One of the most difficult situations for parents is finding out that their child is the target of hurtful language and behaviors by others. When these behaviors are intentional, repeated over time and reflect a power imbalance within the relationship, it may be considered bullying. It’s often scary for parents and caregivers because bullying can have serious consequences for those targeted, including physical injury, social and emotional distress – and even death.

Michigan State University Extension says that bullying can contribute to feeling powerless for those who are targeted. This sense of feeling powerless can lead to intense feelings of fear, sadness and anger and can be quite traumatic for young people – as well as for the family members who care about them.

Helping kids build resiliency in the face of challenging situations like bullying is extremely important to their overall health and well-being. Resiliency is the inborn capacity that humans have for “self-righting” and bouncing back in the face of difficult situations and adversity. Research shows that feeling safe, knowing what to expect and not being overwhelmed are important aspects of building resiliency in the face of risk and adversity.

Here are suggestions for helping your child build resiliency in the face of bullying and other challenging situations:

  • Listen to your child. Let them know that you are there for them and that you will help them think about ways to keep themselves safe.
  • Provide a warm, nonjudgmental environment. Remind your child that it’s not their fault and no one deserves to be bullied or treated in mean-spirited ways.
  • Let your child know that there’s nothing to be ashamed of. Being involved with bullying situations can trigger shame which breeds secrecy. Encourage your child to talk openly about what’s happening, with you and others that they trust.
  • Talk to adults in the school or other setting where your child is being targeted. Let them know that you are concerned and that you want to work with them to help keep your child safe. Connect with a trusted adult in the setting (such as a teacher, counselor or youth worker) who could be a safe person for your child to connect with if needed. Also work with the setting’s adults to increase adult supervision in places where your child is at risk for being targeted. These might include the school bus, playground, locker room and other “hot spots” where bullying often occurs.
  • Help your child learn to set and maintain clear boundaries. This means developing the ability to say “no” appropriately and to stand up for oneself when necessary. People who bully others may be less likely to approach strong kids with good boundaries; instead they seem to seek out those who seem defenseless. Help your child learn to stand up in assertive rather than aggressive ways.
  • Provide opportunities for your child to develop healthy and supportive friendships and to develop feelings of belonging. Help your child learn about the difference between “fitting in” and belonging. At the core, belonging is about love and connection. On the other hand, the pressure to fit in is usually shame-based and is really about “becoming who you need me to be in order to be accepted.”
  • Help your child develop a safety plan. Having a safety plan can help to prevent problems and contributes to feelings of confidence and safety. It’s like having a safety plan in your “back pocket” ready to go when you need it. Brainstorm with your child ideas for their safety plan such as talking to an adult, staying near people you trust, not engaging with those doing the bullying and taking several deep breaths.
  • Don’t underestimate the power of deep breathing. Teach your child that becoming more self-aware, noticing their intense feelings, slowing themselves down before responding and taking several deep breathes are powerful ways to keep themselves emotionally safe in the face of difficult situations like bullying. Help your child learn to notice their internal experiences and respond to bullying from the inside out.
  • Take good care of yourself, too. Notice your own intense feelings about the reality that your child is being targeted. Reach out to those you trust for a listening ear and model good self-care of yourself.

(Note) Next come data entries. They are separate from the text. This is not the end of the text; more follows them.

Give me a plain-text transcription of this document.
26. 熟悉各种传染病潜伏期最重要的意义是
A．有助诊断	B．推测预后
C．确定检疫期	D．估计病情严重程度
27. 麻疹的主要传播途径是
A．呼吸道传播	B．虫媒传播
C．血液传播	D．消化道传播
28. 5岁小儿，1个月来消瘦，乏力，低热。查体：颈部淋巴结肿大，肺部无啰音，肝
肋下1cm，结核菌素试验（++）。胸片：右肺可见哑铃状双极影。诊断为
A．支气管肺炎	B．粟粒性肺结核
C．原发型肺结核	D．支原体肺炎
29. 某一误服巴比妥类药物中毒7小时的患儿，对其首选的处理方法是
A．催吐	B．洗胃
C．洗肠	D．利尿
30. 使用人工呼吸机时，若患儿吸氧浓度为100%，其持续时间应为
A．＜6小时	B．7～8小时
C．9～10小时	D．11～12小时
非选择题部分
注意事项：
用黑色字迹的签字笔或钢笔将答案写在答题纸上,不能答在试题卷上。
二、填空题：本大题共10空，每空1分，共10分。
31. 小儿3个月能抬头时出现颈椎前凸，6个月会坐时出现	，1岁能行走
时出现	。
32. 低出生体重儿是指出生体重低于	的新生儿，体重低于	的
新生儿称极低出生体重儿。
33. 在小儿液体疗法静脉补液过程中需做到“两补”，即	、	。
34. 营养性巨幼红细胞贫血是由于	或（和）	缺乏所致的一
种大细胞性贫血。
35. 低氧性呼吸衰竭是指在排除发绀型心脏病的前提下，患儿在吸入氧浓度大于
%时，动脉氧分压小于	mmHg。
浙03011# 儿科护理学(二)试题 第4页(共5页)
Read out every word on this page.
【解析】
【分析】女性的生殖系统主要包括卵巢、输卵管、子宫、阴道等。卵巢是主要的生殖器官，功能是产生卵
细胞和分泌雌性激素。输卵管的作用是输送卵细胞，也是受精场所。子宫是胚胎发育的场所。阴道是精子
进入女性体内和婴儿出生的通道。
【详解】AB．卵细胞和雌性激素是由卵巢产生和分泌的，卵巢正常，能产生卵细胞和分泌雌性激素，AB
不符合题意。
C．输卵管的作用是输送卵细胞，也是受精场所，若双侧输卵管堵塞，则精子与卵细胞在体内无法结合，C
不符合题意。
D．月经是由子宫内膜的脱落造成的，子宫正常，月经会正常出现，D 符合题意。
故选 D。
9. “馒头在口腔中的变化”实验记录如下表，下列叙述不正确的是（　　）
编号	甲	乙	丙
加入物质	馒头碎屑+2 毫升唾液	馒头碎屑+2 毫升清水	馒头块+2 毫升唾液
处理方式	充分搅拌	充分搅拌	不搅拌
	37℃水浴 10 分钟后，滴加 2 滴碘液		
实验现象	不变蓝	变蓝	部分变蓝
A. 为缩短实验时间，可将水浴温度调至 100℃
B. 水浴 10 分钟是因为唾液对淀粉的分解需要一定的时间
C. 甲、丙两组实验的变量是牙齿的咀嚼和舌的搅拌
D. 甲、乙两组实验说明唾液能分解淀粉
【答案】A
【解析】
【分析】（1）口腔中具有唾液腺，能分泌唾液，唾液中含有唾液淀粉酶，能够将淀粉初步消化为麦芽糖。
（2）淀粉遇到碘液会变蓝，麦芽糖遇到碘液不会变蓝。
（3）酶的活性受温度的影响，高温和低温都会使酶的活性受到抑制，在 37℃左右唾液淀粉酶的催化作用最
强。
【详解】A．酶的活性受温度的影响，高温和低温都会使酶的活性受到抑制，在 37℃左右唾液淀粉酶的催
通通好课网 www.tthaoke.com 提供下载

Feeling physically and emotionally safe is critically important to tapping and building resiliency. Research shows that while we are born with this internal strength, it can be helped or hindered through the environments we’re in. Help your child build resiliency by asking yourself, “What would be the most nurturing thing I can do for them in the face of this challenging situation.” Then do your best to respond from your deepest, wisest self.